Rex: [after the "Carol of the Bells" segment] Magnificent! Now, who was that conductor again?
Herb: I don't know, but his face sure rings a bell.
Rex: Thematically speaking, we will be looking at Christmas carols as they relate to specific traditions...
Herb: Yeah! Songs about Christmas trees, and stacks of gifts, reindeer, and jingling bells, holiday ballet, Santa Claus, universal joy, and Christ - mas snacks!
Rex: [gritting his teeth] There is not a carol about snacks.
Herb: Besides, Rex, maybe "wassail" is an old word that means "waffle". After all, what can be more Christmassy than a thick stack of syrup-drenched waffles?
Rex: As usual, Herb, there you go letting history take a back seat to your stomach.

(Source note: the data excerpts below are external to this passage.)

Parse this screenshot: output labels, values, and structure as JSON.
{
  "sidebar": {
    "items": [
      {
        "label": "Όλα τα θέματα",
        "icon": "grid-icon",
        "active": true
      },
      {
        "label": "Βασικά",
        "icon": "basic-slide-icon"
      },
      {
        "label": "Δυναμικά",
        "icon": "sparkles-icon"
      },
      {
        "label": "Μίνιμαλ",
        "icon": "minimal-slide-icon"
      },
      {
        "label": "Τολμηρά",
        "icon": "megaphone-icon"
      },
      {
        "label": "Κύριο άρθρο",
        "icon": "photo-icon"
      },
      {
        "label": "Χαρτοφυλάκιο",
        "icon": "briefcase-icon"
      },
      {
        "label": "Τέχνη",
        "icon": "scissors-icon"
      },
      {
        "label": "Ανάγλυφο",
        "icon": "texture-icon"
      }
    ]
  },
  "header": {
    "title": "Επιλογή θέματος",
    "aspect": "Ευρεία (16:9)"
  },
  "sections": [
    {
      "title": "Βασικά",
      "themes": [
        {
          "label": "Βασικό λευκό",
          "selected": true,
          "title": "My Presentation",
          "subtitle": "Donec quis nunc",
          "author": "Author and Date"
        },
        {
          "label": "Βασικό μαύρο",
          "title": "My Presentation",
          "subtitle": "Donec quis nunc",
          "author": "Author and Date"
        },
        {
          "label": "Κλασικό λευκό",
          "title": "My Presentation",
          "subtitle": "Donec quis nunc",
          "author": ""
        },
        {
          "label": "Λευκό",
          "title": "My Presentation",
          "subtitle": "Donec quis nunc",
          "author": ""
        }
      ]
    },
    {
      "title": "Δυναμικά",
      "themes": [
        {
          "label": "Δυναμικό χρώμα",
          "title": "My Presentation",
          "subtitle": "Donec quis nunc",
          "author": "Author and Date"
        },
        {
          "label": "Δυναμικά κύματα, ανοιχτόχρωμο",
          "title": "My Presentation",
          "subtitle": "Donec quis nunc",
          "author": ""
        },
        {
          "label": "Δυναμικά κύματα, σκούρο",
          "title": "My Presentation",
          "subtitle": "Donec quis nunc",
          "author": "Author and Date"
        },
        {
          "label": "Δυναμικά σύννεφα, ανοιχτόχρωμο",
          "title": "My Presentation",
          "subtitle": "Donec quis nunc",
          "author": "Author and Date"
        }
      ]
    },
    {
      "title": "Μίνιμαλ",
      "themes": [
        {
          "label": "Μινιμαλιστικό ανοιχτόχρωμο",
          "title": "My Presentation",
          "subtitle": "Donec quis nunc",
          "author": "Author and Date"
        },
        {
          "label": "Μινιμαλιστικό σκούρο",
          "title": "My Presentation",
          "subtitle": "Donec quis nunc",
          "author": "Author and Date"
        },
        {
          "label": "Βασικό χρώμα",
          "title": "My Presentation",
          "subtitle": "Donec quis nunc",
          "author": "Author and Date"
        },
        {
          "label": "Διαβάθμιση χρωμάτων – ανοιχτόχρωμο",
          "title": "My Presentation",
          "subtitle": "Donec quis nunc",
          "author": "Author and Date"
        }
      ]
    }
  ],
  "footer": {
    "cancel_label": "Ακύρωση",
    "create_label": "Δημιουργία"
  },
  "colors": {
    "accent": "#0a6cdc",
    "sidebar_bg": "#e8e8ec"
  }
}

Rex: The ringing of the bells at Christmastime is a homeowner of early winter celebrations when the earth was cold and the sun was dying; evil spirits were very powerful.
Herb: And one of the ways to drive evil off...
Herb: was by making a great deal of noise.
[rings his bell again]
Herb: As making noise was also fun, bell-ringing ceremonies became a part of the spirit of Christmas.
[rings his bell once more]
Rex: Uh, next on our program is the exquisite Carol of the Bells.
Herb: [rings bell] This isn't driving you off!
Herb: [reading a dictionary] Says here that wassail is derived from the Celtic word for lamb's wool. Must be an old sheep-sheering song!
Rex: It's not a sheep-sheering song, you bone head! Wassail comes from the Anglo-Saxon "wassail", which means be in health.
Herb: Oh, what I'd give to ice skate with that Margot!
Rex: There's no ice thick enough for the two of you.